I also excelled at school shortly thereafter and my high school transcripts are my only evidence. I made first cuts in the Junior Olympics and awarded Student of the Month because my teachers were just as amazed as I was. Everything became so much easier to do, and like the praise I gave God in fasting, I also gave praise in working my body to perfection. I not only became engaged in sports with a passion, I also never ate sugar, drank or smoked (even though I was fooling around with cigarettes once in awhile with friends before the experience).

It was about thirty years later, while I was in the throes of an untreated burst appendix, in a conversation with my mother, that she said, “He helped you.” I said, “What”? I was completely frozen in disbelief. “What do you mean, Ma”? I asked. “He helped you. Don’t you remember in the backyard”? I was silent. Then she said, “He seems to always give you what you ask for.” I was floored, transfixed. I shouted to her in a fearful kind of anger, “How do you know this? How can you know”? She would not answer but only say, “It’s God’s plan.” "What do you mean, 'his plan'"? "Everyone will be treated for their infections," she replied.

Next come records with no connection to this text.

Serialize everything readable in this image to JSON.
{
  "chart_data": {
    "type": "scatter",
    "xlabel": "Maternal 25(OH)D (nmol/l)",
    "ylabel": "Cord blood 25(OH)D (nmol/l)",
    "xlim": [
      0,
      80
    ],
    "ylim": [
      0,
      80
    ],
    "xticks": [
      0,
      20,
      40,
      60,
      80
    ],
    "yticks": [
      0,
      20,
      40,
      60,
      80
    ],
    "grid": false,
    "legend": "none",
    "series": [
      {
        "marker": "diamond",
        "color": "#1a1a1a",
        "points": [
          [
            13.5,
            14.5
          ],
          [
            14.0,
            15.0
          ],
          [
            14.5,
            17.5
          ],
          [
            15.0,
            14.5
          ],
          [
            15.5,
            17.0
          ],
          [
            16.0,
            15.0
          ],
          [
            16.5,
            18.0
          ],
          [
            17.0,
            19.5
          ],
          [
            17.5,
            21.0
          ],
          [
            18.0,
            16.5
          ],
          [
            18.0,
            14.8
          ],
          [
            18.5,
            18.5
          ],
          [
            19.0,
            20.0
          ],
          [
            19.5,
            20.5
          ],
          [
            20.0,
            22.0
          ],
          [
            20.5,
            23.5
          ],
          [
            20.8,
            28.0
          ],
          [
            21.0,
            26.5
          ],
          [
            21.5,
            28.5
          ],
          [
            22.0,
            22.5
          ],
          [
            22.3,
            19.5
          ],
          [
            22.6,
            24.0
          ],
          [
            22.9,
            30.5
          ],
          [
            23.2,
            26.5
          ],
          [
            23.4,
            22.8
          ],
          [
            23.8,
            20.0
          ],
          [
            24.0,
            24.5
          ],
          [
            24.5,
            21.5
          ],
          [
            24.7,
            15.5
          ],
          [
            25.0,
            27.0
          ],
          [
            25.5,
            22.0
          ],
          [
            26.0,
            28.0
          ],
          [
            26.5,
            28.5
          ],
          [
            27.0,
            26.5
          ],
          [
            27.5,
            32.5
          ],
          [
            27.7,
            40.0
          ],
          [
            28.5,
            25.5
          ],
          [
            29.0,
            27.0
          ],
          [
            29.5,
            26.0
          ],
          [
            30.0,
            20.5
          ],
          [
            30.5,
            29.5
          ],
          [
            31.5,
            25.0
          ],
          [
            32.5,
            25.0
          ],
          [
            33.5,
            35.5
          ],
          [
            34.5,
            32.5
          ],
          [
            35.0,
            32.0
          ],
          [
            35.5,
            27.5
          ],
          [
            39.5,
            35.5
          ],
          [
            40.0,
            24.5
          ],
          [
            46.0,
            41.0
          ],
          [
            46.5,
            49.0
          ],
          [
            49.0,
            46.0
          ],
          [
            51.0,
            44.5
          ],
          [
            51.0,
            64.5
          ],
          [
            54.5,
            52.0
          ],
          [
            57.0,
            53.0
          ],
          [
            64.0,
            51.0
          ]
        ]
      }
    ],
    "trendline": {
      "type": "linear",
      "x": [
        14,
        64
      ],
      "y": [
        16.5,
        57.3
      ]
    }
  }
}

It is important for the reader to know that I did not then, and do not now, regard my spiritual experience as a “conversion” to the Christian faith. My conversion came much later. My spiritual experience, however, was God’s response to my desperate demand for an answer, and that I understand God’s response as only His making His reality known to me, in much the same way Christ’s unconditional healing of the masses made His acquaintance known to people even if there were only a handful of followers. It was only after my conversion to Christianity and my subsequent burst appendix for which I received only oral antibiotics to survive, that I came to understand that my mother’s and father’s illnesses were the result of a purposeful exploitation, an experiment, and made clear to me only by physicians failure to provide me medical care as well.

It is my belief that by seeing ourselves inwardly our view of the world is changed. It is also what allowed me to forgive my parents. I was awakened to their acute sufferings through my own life and suffering, and no longer were they my parents but people who were no longer responsible for who I am or what I had become, or what I will become. I learned also that there is no devil in disease, only the devil in the spiritual darkness of people who exploit others, as Jesus Christ made clear in His healing ministry, and also the reason He appeared to me, as though He were saying, “They will gather against you, but not by me.” For we know that He healed the Gentile and Jew when others knew how to heal them but did not and would not; because they believed that those sick were cursed by God, when it was not God but man who cursed them.